Diary Entry #01: What Happened to Genki Pika Pika?

Hi. My name is Airi. I'm the writer behind small, rambling mess of a J-pop blog Genki Pika Pika! and I took an unannounced hiatus for nearly a year and a half.

Lord, just writing that already makes me sound like those YouTube hiatus/burnout videos. However, I feel like for any readers that have still followed my smol blog up even now – they still deserve an explanation of what happened to it, what happened to me perhaps. To get straight to the point, I wasn't myself and I've hit absolutely rock bottom. It wasn't until maybe the second quarter of 2019 that I've started trying to get my life back together essentially.

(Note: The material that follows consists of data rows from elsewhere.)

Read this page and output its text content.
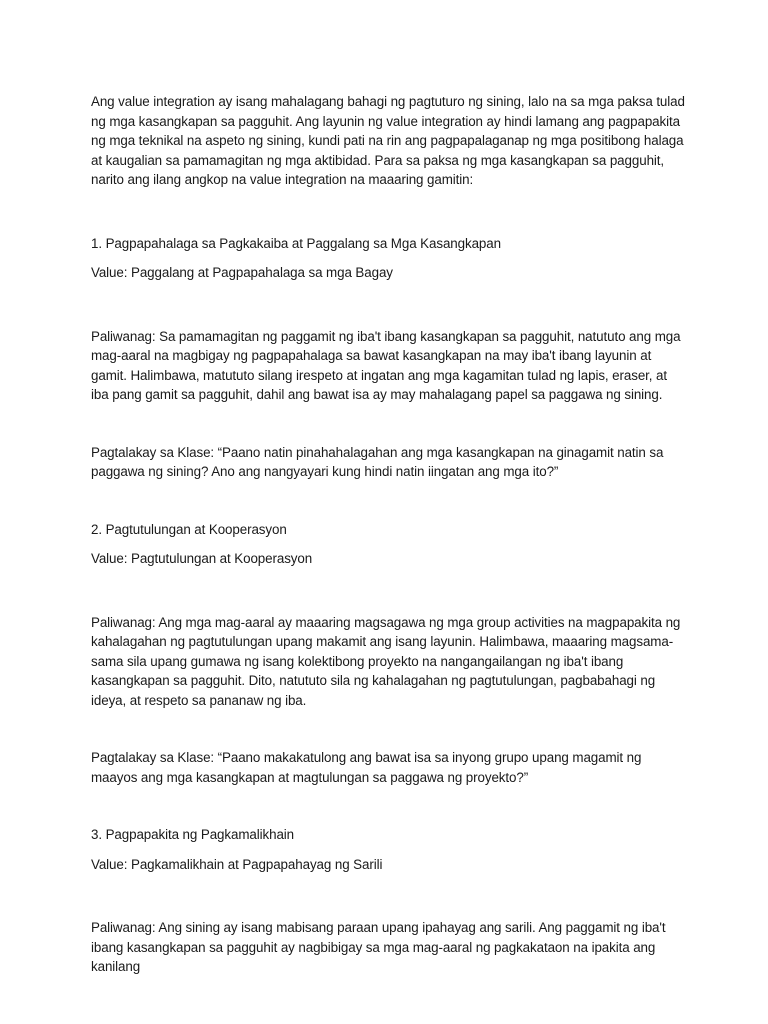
Ang value integration ay isang mahalagang bahagi ng pagtuturo ng sining, lalo na sa mga paksa tulad ng mga kasangkapan sa pagguhit. Ang layunin ng value integration ay hindi lamang ang pagpapakita ng mga teknikal na aspeto ng sining, kundi pati na rin ang pagpapalaganap ng mga positibong halaga at kaugalian sa pamamagitan ng mga aktibidad. Para sa paksa ng mga kasangkapan sa pagguhit, narito ang ilang angkop na value integration na maaaring gamitin:

1. Pagpapahalaga sa Pagkakaiba at Paggalang sa Mga Kasangkapan

Value: Paggalang at Pagpapahalaga sa mga Bagay

Paliwanag: Sa pamamagitan ng paggamit ng iba't ibang kasangkapan sa pagguhit, natututo ang mga mag-aaral na magbigay ng pagpapahalaga sa bawat kasangkapan na may iba't ibang layunin at gamit. Halimbawa, matututo silang irespeto at ingatan ang mga kagamitan tulad ng lapis, eraser, at iba pang gamit sa pagguhit, dahil ang bawat isa ay may mahalagang papel sa paggawa ng sining.

Pagtalakay sa Klase: “Paano natin pinahahalagahan ang mga kasangkapan na ginagamit natin sa paggawa ng sining? Ano ang nangyayari kung hindi natin iingatan ang mga ito?”

2. Pagtutulungan at Kooperasyon

Value: Pagtutulungan at Kooperasyon

Paliwanag: Ang mga mag-aaral ay maaaring magsagawa ng mga group activities na magpapakita ng kahalagahan ng pagtutulungan upang makamit ang isang layunin. Halimbawa, maaaring magsama-sama sila upang gumawa ng isang kolektibong proyekto na nangangailangan ng iba't ibang kasangkapan sa pagguhit. Dito, natututo sila ng kahalagahan ng pagtutulungan, pagbabahagi ng ideya, at respeto sa pananaw ng iba.

Pagtalakay sa Klase: “Paano makakatulong ang bawat isa sa inyong grupo upang magamit ng maayos ang mga kasangkapan at magtulungan sa paggawa ng proyekto?”

3. Pagpapakita ng Pagkamalikhain

Value: Pagkamalikhain at Pagpapahayag ng Sarili

Paliwanag: Ang sining ay isang mabisang paraan upang ipahayag ang sarili. Ang paggamit ng iba't ibang kasangkapan sa pagguhit ay nagbibigay sa mga mag-aaral ng pagkakataon na ipakita ang kanilang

Starting in 2018, a lot of things in my life just started crumbling down. I was previously a STEM major in university but I absolutely hated the subject at that point. I was only pursuing the degree because of family and because of the promise of a big paycheck. I couldn't deal with the stress anymore and just stopped trying – ultimately failing the semester. My relationship with my family crumbled because of me failing in the major. You know Asian families are – if you don't have a degree and a high-paying job in the STEM field, you're practically a mistake and a waste of time.

In the past, I have also mentioned (but since deleted) in entries that I had a boyfriend. I had fallen out of love with him, yet I felt obligated to stay with him due to various reasons. I felt suffocated, drained, intimidated, fearful. Thinking back, maybe it was almost borderline toxic. With the stress of school and family, I had to deal with keeping up and maintaining an equally stressful relationship. You can see already where this was going – it was just a downward spiral into madness.

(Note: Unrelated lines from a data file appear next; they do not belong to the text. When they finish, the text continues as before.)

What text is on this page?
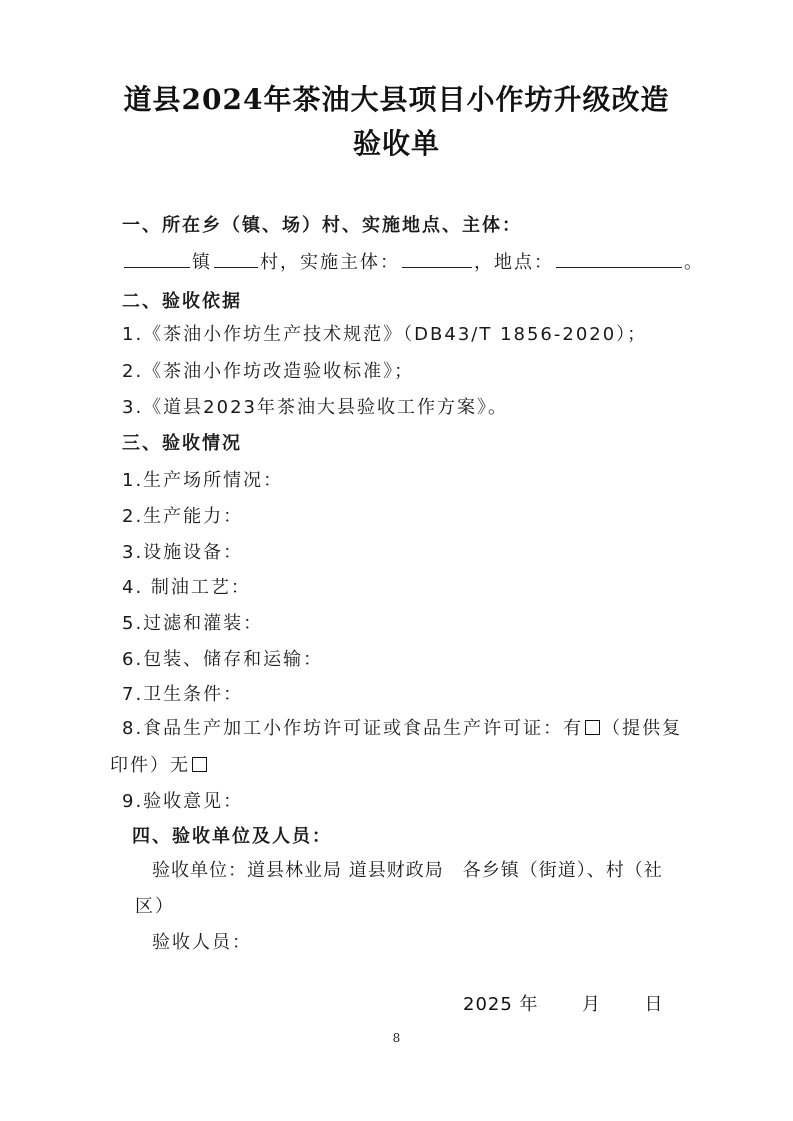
道县2024年茶油大县项目小作坊升级改造
验收单
一、所在乡（镇、场）村、实施地点、主体：
镇	村，实施主体：	，地点：	。
二、验收依据
1.《茶油小作坊生产技术规范》（DB43/T 1856-2020）；
2.《茶油小作坊改造验收标准》；
3.《道县2023年茶油大县验收工作方案》。
三、验收情况
1.生产场所情况：
2.生产能力：
3.设施设备：
4. 制油工艺：
5.过滤和灌装：
6.包装、储存和运输：
7.卫生条件：
8.食品生产加工小作坊许可证或食品生产许可证：有 （提供复
印件）无
9.验收意见：
四、验收单位及人员：
验收单位：道县林业局 道县财政局　各乡镇（街道）、村（社
区）
验收人员：
2025 年 月 日
8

With my life in shambles, I just couldn't bring myself to post on a blog that I tried to maintain a positive tone to it. I couldn't. Even if I wanted to write something, I just couldn't. Plus, my ex-boyfriend previously had access to those blogs and I didn't want him to read anything. I'll be honest, I'm still a little bit paranoid that maybe he's reading this. /you know what, fuck it. who gives a damn if he's reading/

Then, in 2019, I was like fuck it. I need to start getting my life back together. Somehow. I wasn't going to drop out of school so I changed my major and essentially "started over again." If you're curious, I'm a teaching major and I love it. It has its own set of difficulties but I feel so much happier. I'm doing better in that field which helped me slowly mend back my relationship with my parents. I'm still working on that, but it's a lot better compared to how it used to be. Later on, by mid-2019, I broke up with my boyfriend. Oh my god. I felt like I could b r e a t h again for the first time.

I spent the rest of 2019 just doing self-care, focusing on school and work, doing tiny things to help with my mental health and make me happy again. I was slowly getting my life back together, slowly getting back into the things that I love and being an unapologetic fangirl. Once I felt like I was in a better place, that's when I can finally consider going back to my blog. I missed this so much.

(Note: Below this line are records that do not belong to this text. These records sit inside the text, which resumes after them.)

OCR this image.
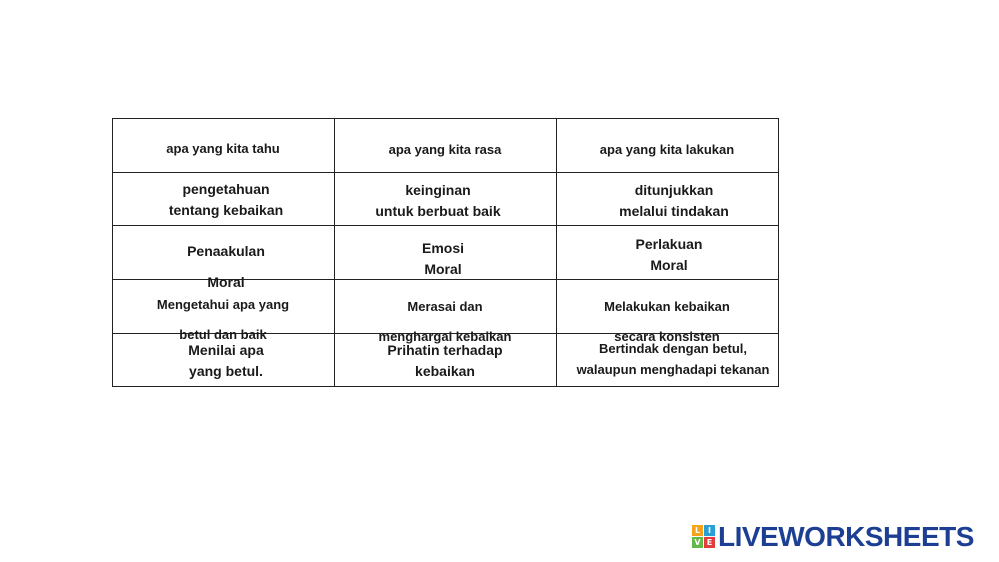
apa yang kita tahu	apa yang kita rasa	apa yang kita lakukan
pengetahuan
tentang kebaikan
keinginan
untuk berbuat baik
ditunjukkan
melalui tindakan
Penaakulan
Moral
Emosi
Moral
Perlakuan
Moral
Mengetahui apa yang
betul dan baik
Merasai dan
menghargai kebaikan
Melakukan kebaikan
secara konsisten
Menilai apa
yang betul.
Prihatin terhadap
kebaikan
Bertindak dengan betul,
walaupun menghadapi tekanan
L I
V E LIVEWORKSHEETS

It's 2020. It's a new decade. I have some entries that I need to finish like my prolonged 30 Day J-pop challenges. However, I do have ideas for new entries that I want to write. I want to consider this a new start, a new chapter in my blogging life. So, if you're still following me up until now, thank you for doing so. I don't know why you would follow me but thank you. And if you're a new follower who just randomly stumbled upon this, hi. I'm a rambling mess but thanks for visiting and I hope you stay.

Hi, my name is Airi. It's been nearly two years but I'm back.
Please continue to support me and thank you for putting up with my shit.